The ECU fault diagnosis is based on the sensor, microcomputer system and actuator in the system. When the sensor and the computer failure, often take the fault operation mode. When the actuator failure, often take the failure of insurance measures.
sensor
The sensor itself is generated signals, therefore, the fault diagnosis of sensors do not need special lines, but only in the software, the realization of fault diagnosis of sensor sensor input signal recognition program can be compiled. The normal input voltage of the water temperature sensor is 0.3-4.7V, corresponding to the engine cooling water temperature is -30-120. So, when the ECU detects the voltage signal beyond this range, if it is once in a while, ECU's diagnosis procedure does not consider it to be a fault. But if the signal is not normal for some time, then the diagnostic procedure is to determine the cooling water temperature sensor or the circuit is faulty. ECU will be in the form of code (this code is designed to be a good representative of the water temperature sensor signal abnormal fault digital code) in the form of random access memory. At the same time, by checking the engine warning light "ENGINE CHECK", notify the driver and maintenance personnel, engine control system failure.
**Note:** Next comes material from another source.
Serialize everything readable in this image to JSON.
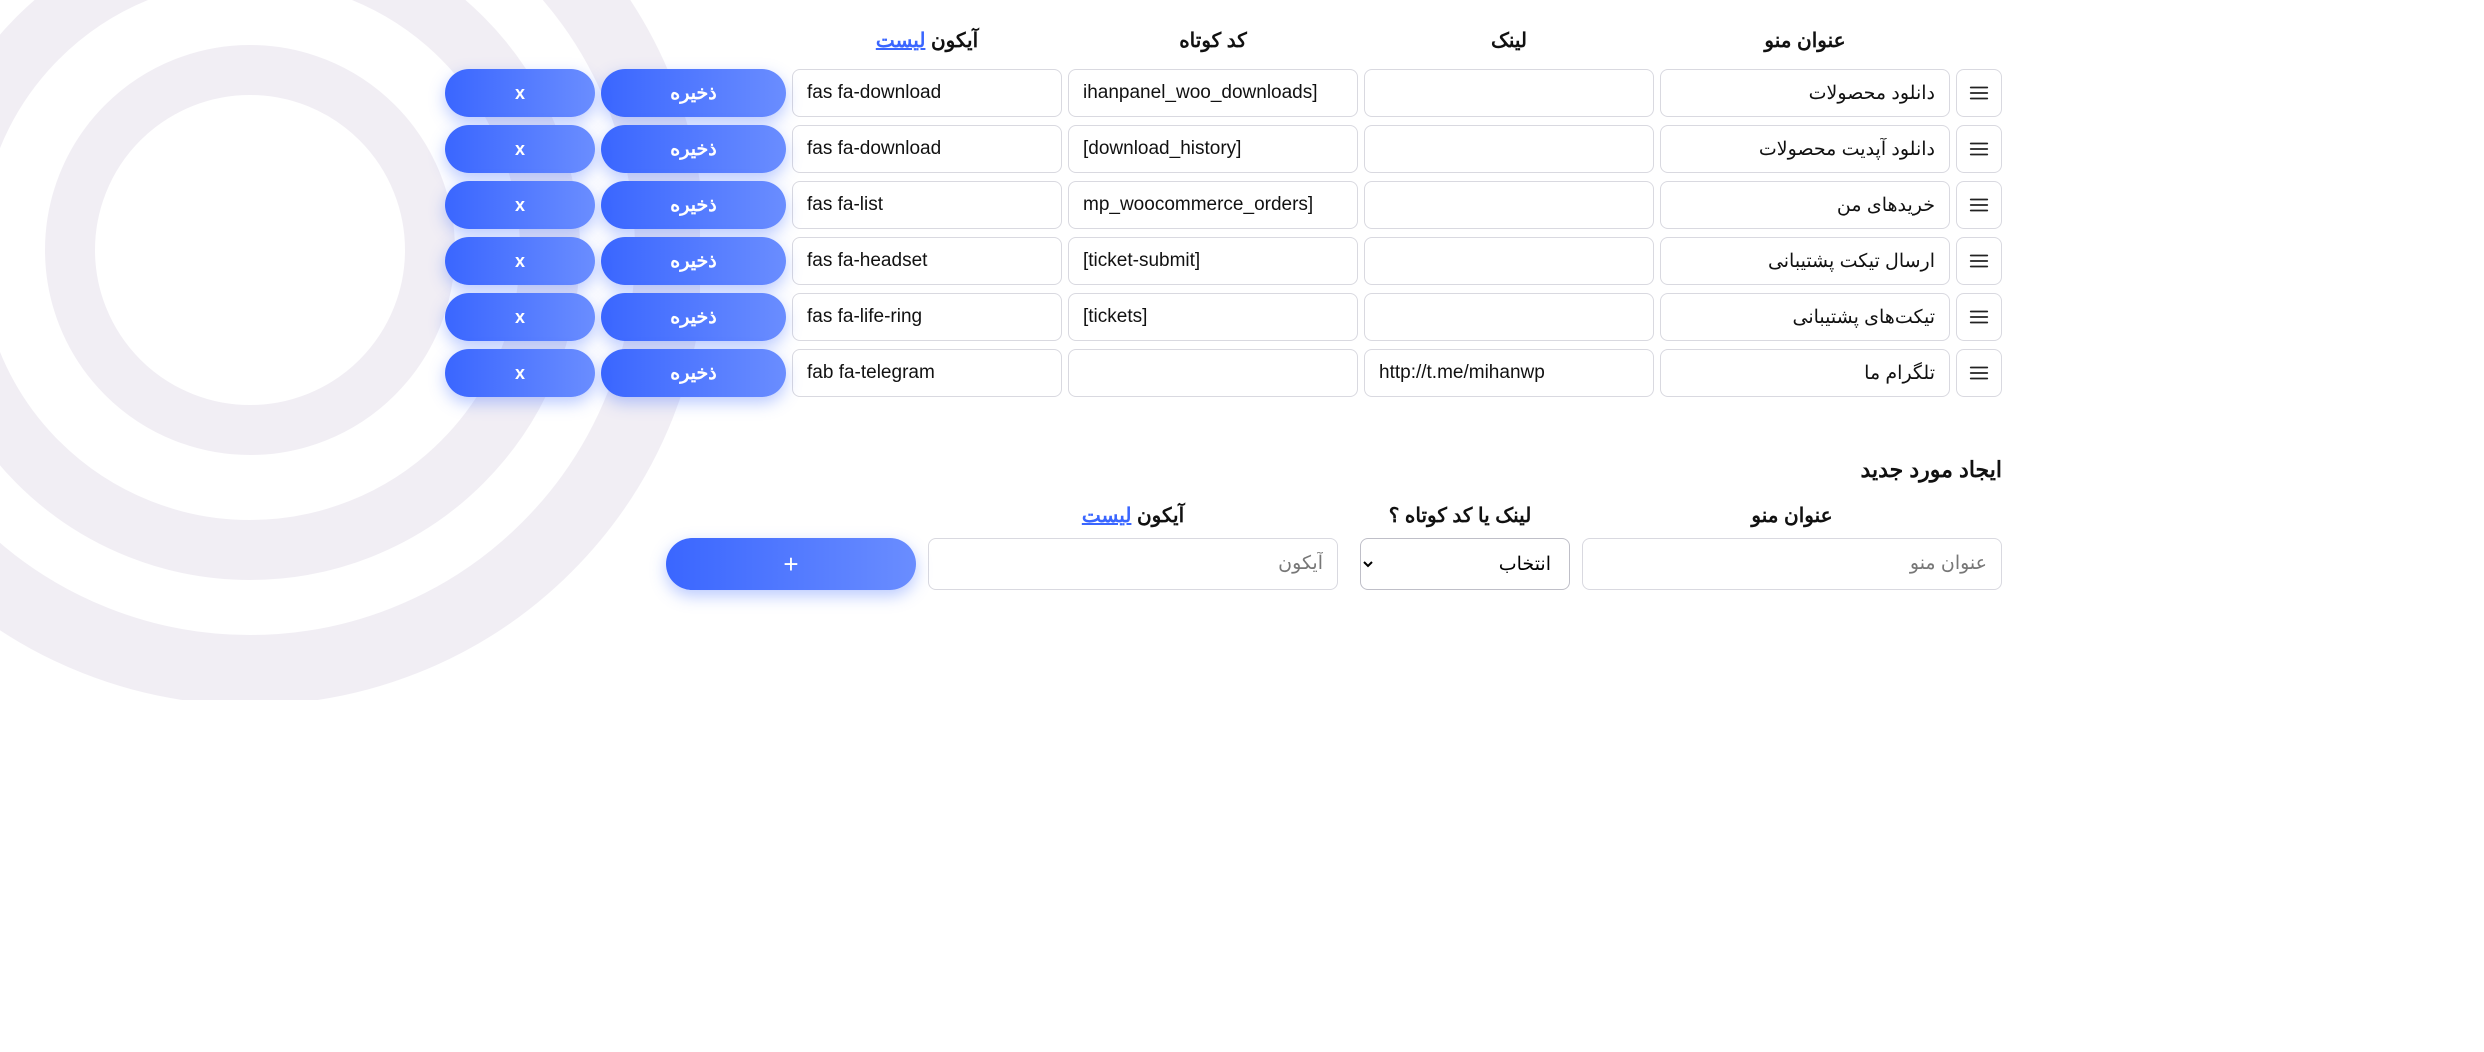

When the ECU found that the water temperature sensor is not normal, it uses a set of a predetermined constant as a substitute for the water temperature signal, so that the system works in the running state.
micro-computer system
If the computer system fails, the control program can not run normally, and the computer is in an abnormal working state. This will cause the car to control system failure and can not drive. In order to ensure that the car can continue to operate in the computer failure, the design of the control system, the design of the backup circuit (standby integrated circuit system). When the microcomputer in the ECU failure, ECU automatically call backup loop to complete the control task, into a simple control operation state, with a fixed control signal, so that the vehicle continues to travel. Because all the simple function of the system only have to maintain the engine running and cannot replace the computer, so the reserve back road work is also known as "limp" mode. When the standby system is used, the fault indicator light is on. Whether the computer work is normal or not is monitored by a circuit known as a monitoring circuit. The monitoring circuit is provided with a counter independent of the microcomputer system. In normal operation of the computer, the operation procedure of the microcomputer is cleared to reset the counter. In this way, the numerical value of the counter in the monitoring circuit is never an overflow phenomenon. When the computer system does not operate normally, the microcomputer can not be cleared to the counter, which causes the overflow of the monitoring counter. The output level of the output from the monitor counter is changed to a high level by the low level (this output is generally the carry flag of the counter. When the counter reaches its maximum value, and then add a counting pulse, the counter will overflow. At this point, the level of the overflow of the counter will be changed to a high level by the low level; at the same time, the counter is cleared. The change of the output level of the counter will directly trigger the standby circuit. The standby circuit can control the fuel injector and the ignition device according to the starting signal and the idle contact closure condition, and the fuel injection timing and the ignition advance angle are controlled by the constant injection duration and the ignition advance angle.
Actuator
In the automotive electronic control system, the actuator is the main device which decides the engine running and the safety of the automobile driving. When the actuator fails, it will cause a certain impact on the vehicle's driving. Therefore, the processing method of actuator fault is usually recognized as: when the actuator failure is carried out by ECU to take appropriate security measures according to the severity of the fault, in the control system, and specially designed fault insurance system.
Because the ECU performs the control operation, the control signal is the output signal. Therefore, to work on the actuator diagnosis to additional circuit fault diagnosis, the ECU sends a control signal to the actuator, the actuator must have a special loop feedback on the implementation to the ECU. In the engine electronic control system, the typical components of fault diagnosis of the actuator are the ignition device. Under normal circumstances, when the ECU is controlled by the ignition device, the ignition is carried out once every time, and the ignition confirmation circuit is carried out by the ignition confirmation circuit in the ignition device.